Google a ainsi versé 274,1 millions de dollars en 2012 à Mozilla, soit une hausse de presque 100% par rapport à l'année précédente. Certains y voient les symptômes d'une dépendance croissante de Mozilla vis-à-vis de son partenaire, d'autres la preuve que Mozilla est de plus en plus important pour Google.

Le sujet du blocage des cookies tiers au point mort

Les rapports entretenus entre Mozilla et Google illustrent bien les relations parfois ambiguës que la fondation peut entretenir avec l'univers de la publicité. En témoigne le revirement opéré l'année dernière concernant le blocage des cookies tiers. Mozilla avait en effet annoncé en février 2013 que sa prochaine mise à jour n'accepterait plus les cookies tiers. Une initiative testée en beta qui n'avait pas manqué de faire débat, l'IAB allant jusqu'à parler d'"attaque nucléaire" contre l'industrie de la publicité. Mais une initiative abandonnée près de trois mois plus tard, Mozilla arguant alors de complexités techniques inattendues. 

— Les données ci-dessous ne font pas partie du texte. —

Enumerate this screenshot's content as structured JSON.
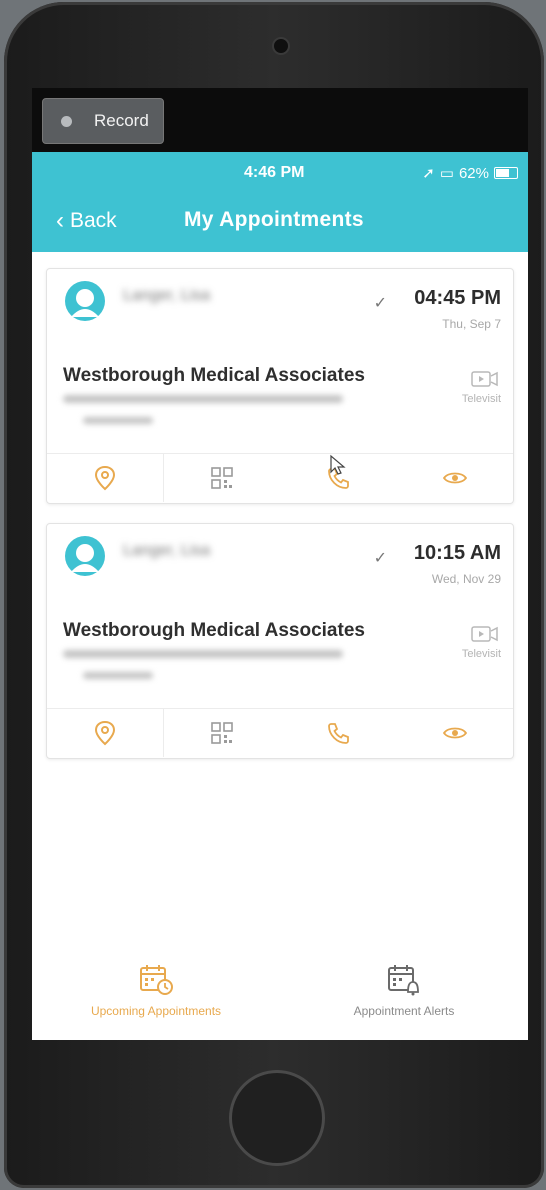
{
  "recorder": {
    "label": "Record"
  },
  "status_bar": {
    "time": "4:46 PM",
    "battery": "62%"
  },
  "nav": {
    "back_label": "Back",
    "title": "My Appointments"
  },
  "appointments": [
    {
      "patient": "Langer, Lisa",
      "time": "04:45 PM",
      "date": "Thu, Sep 7",
      "provider": "Westborough Medical Associates",
      "visit_type": "Televisit"
    },
    {
      "patient": "Langer, Lisa",
      "time": "10:15 AM",
      "date": "Wed, Nov 29",
      "provider": "Westborough Medical Associates",
      "visit_type": "Televisit"
    }
  ],
  "tabs": [
    {
      "label": "Upcoming Appointments",
      "active": true
    },
    {
      "label": "Appointment Alerts",
      "active": false
    }
  ],
  "colors": {
    "accent": "#3ec2d2",
    "action": "#e8a94e",
    "avatar": "#3ec2d2"
  },
  "icons": [
    "back-chevron-icon",
    "location-pin-icon",
    "qr-code-icon",
    "phone-icon",
    "eye-icon",
    "video-icon",
    "calendar-clock-icon",
    "calendar-bell-icon"
  ]
}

Aujourd'hui, Tristan Nitot confesse "ne pas connaître l'état d'avancement du projet". Il admet toutefois que comme toute société, Mozilla est confrontée à la nécessité de diversité ses revenus, "que ce soit via de la publicité ou non, l'essentiel étant que les solutions privilégiées n'altèrent pas l'expérience utilisateur".